Blog Talk
By Blog Talk
Thursday, August 28, 2008; A26
DENVER, Aug. 27 -- Here in Confab City, you can't swing a messenger bag without hitting a blogger; the place is lousy with them. Hundreds are credentialed; here's one worth clicking on.
Your blog: Pam'sHouseBlend.com, born July 2004.
Your real job: IT manager at Duke University Press.
Your blogger name, and why: Pam Spaulding. "Yes, I blog under my name. Boring, right? But this is who I am. I don't blog under a handler. I don't do that. I'm Pam."
Your real name: Pam Spaulding.
Other deets:45, married (to a woman, whom she wed in Vancouver, Canada, in 2004), lives in Durham, N.C.
We're dying to know -- do you actually brew any of that hazelnut-vanilla flavored junk?
In the blog or in real life?
Both.
[Laughs.] I don't drink coffee, actually. [Laughs again.] I know, I know. That's the irony right there. [Laughs some more.] I drink tea. English Breakfast tea with half-and-half.
English B reakfast? A little uppity, don't you think?
[Laughs.] That's my favorite. But let me make this clear: I call the blog Pam's House Blend to evoke the imagery of a coffeehouse, where discussions, casual discussions, about politics, about anything, really, take place.
So you happen to a black lesbian blogger . ..
Who's also a native Southerner . . .
So you happen to be a blogger who's black, who's a lesbian and who's a native Southerner. Anything else before we go on ?
[Laughs.]
Who is your audience?
I never really think about that -- and, in a way, that's the beauty of blogging. You don't look for an audience. The audience finds you. I inhabit many universes. Sometimes it's wonderful. Sometimes it's a real pain. And in any given community I inhabit, I don't seem to be entirely in sync with them. Maybe that's what the appeal is of my blog. Maybe even though we categorize ourselves or people categorize us as "black," "lesbian," "Southerner" -- whatever -- what we experience is somehow always universal.
Isn't there conflict, though, within those universes?
Well, a lot of black bloggers don't identify with me, because I write about gay issues. When I write about race-related issues, a lot of my readers -- predominantly white, half [of them] gay, half [of them] straight -- find it hard to read. This election has really shown how uncomfortable people are when it comes to talking about race. Like, people, especially people in the mainstream media, keep talking about how this is the first post-racial election and Obama is a post-racial candidate.
Wait! That's not true?
No! No! And I just laugh hysterically when I hear it. Think about it: How can we be post-anything if we haven't gotten past talking about race? If we haven't really confronted it head-on? If we keep on getting defensive, both blacks and whites, whenever we hear something that makes us uncomfortable? There's a certain amount of self-segregation going on in both sides.

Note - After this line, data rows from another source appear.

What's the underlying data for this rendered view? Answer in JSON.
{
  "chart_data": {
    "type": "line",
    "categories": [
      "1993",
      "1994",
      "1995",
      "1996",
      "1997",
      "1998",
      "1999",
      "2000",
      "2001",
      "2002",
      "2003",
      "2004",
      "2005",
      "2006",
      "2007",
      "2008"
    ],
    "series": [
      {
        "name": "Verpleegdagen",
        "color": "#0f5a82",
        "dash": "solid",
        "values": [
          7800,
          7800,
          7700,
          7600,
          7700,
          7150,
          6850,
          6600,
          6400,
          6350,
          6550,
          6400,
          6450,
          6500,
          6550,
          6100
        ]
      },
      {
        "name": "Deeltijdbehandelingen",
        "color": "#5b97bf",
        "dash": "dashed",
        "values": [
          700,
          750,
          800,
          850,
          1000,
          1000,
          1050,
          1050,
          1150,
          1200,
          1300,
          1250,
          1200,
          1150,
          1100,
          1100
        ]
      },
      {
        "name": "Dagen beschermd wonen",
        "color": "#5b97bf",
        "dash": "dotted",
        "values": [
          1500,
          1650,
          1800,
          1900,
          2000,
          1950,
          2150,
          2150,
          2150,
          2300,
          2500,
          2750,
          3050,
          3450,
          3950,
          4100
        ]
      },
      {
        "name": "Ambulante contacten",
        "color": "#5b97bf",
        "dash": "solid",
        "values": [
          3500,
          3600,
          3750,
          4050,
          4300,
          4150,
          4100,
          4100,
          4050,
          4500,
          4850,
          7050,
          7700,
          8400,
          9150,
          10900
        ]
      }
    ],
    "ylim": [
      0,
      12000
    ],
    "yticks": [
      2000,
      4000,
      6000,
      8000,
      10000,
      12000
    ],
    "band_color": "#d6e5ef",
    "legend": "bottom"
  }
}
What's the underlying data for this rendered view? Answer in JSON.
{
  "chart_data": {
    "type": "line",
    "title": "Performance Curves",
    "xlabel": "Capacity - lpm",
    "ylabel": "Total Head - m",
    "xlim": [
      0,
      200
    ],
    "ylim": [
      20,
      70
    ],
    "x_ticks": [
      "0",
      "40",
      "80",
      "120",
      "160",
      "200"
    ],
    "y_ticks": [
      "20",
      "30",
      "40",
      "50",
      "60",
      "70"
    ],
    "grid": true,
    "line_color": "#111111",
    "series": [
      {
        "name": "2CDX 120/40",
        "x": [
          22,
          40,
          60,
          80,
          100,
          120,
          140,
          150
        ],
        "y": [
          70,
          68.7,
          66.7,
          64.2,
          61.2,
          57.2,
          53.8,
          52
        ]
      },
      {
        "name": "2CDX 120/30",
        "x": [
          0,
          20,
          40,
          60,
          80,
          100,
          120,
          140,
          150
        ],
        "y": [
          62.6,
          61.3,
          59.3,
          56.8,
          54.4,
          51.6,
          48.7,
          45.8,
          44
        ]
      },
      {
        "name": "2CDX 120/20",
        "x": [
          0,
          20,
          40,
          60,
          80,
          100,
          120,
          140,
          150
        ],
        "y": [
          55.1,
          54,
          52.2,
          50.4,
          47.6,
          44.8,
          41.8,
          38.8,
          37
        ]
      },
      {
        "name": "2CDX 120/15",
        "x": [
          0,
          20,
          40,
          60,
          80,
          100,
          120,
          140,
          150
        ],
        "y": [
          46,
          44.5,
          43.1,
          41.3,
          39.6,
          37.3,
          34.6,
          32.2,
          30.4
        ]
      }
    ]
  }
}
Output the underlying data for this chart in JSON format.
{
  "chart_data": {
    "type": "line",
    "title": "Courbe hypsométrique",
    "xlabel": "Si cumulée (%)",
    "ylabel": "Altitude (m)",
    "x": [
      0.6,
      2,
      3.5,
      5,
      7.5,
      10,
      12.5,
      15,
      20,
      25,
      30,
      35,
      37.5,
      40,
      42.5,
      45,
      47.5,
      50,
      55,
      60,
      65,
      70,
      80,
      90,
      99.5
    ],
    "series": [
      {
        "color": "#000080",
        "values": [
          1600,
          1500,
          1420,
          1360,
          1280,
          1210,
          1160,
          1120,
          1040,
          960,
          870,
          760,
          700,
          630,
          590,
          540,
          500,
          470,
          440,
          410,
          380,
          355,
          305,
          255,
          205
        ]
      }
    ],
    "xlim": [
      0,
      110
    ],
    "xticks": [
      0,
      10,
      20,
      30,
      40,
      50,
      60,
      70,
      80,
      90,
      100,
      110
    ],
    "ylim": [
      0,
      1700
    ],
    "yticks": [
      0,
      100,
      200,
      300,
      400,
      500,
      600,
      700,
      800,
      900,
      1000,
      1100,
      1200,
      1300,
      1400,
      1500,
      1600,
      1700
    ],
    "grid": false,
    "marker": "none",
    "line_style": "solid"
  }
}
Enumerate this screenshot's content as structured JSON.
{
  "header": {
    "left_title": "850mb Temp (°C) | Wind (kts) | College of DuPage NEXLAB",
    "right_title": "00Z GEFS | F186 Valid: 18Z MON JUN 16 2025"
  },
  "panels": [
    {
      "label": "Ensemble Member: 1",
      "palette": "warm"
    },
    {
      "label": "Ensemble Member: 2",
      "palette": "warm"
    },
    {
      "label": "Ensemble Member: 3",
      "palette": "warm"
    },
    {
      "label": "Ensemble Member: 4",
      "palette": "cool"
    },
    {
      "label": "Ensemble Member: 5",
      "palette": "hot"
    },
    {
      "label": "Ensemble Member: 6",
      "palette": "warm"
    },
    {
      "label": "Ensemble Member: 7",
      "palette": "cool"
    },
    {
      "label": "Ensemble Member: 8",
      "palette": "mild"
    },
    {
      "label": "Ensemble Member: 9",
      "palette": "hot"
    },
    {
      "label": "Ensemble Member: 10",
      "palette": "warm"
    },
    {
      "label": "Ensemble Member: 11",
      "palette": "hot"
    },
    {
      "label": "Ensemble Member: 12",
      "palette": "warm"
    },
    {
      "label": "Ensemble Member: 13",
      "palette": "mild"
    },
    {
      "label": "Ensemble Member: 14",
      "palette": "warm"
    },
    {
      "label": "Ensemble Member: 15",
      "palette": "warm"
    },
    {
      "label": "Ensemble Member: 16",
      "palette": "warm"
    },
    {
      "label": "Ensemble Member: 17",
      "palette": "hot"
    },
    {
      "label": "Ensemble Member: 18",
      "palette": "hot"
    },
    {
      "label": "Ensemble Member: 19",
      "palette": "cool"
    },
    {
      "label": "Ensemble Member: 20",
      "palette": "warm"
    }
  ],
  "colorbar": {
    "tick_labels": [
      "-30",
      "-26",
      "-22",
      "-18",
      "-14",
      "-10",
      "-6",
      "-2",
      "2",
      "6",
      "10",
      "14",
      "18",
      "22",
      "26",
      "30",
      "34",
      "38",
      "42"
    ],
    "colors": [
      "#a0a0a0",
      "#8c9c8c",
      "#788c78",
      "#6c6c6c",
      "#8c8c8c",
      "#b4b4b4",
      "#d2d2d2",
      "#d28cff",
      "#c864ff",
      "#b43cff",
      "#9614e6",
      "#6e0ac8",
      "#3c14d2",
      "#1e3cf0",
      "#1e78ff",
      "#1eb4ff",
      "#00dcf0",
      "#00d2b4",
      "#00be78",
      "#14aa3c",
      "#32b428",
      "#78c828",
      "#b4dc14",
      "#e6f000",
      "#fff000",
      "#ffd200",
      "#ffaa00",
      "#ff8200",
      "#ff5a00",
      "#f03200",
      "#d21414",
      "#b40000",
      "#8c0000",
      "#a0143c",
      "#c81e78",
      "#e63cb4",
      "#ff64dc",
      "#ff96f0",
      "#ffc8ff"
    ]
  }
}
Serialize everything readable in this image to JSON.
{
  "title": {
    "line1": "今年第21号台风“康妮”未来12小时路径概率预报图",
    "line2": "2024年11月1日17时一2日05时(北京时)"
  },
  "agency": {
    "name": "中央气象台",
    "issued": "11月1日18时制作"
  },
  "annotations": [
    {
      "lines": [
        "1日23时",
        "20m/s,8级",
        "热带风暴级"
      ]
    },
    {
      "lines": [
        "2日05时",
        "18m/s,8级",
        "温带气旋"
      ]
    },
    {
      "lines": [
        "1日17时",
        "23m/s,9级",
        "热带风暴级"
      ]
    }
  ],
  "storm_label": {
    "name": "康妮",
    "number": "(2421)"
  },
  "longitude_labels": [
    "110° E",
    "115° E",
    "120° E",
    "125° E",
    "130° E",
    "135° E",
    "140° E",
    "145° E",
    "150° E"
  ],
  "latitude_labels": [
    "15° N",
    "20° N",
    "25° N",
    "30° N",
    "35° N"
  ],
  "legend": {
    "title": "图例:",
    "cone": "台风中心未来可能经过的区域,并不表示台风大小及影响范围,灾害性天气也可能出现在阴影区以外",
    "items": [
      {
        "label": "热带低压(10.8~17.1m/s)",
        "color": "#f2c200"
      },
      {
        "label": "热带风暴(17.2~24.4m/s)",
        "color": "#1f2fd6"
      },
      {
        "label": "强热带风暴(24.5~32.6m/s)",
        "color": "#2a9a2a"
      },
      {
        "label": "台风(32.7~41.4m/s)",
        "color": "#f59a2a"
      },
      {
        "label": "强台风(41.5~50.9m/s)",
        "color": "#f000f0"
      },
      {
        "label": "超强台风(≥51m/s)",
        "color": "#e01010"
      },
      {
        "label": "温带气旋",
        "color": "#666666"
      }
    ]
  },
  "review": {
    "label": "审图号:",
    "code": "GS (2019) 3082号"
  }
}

What was it like to watch Michelle Obama give her prime-time speech live?
An amazing moment is all I can say. She's the full realization of a woman, a black woman, who has risen through the ranks. She's the image of a professional black woman who, aside from Oprah, we usually don't see. The Cosbys, in effect, were not fiction. There are black families like that. My family is like that. But you rarely, rarely ever see them.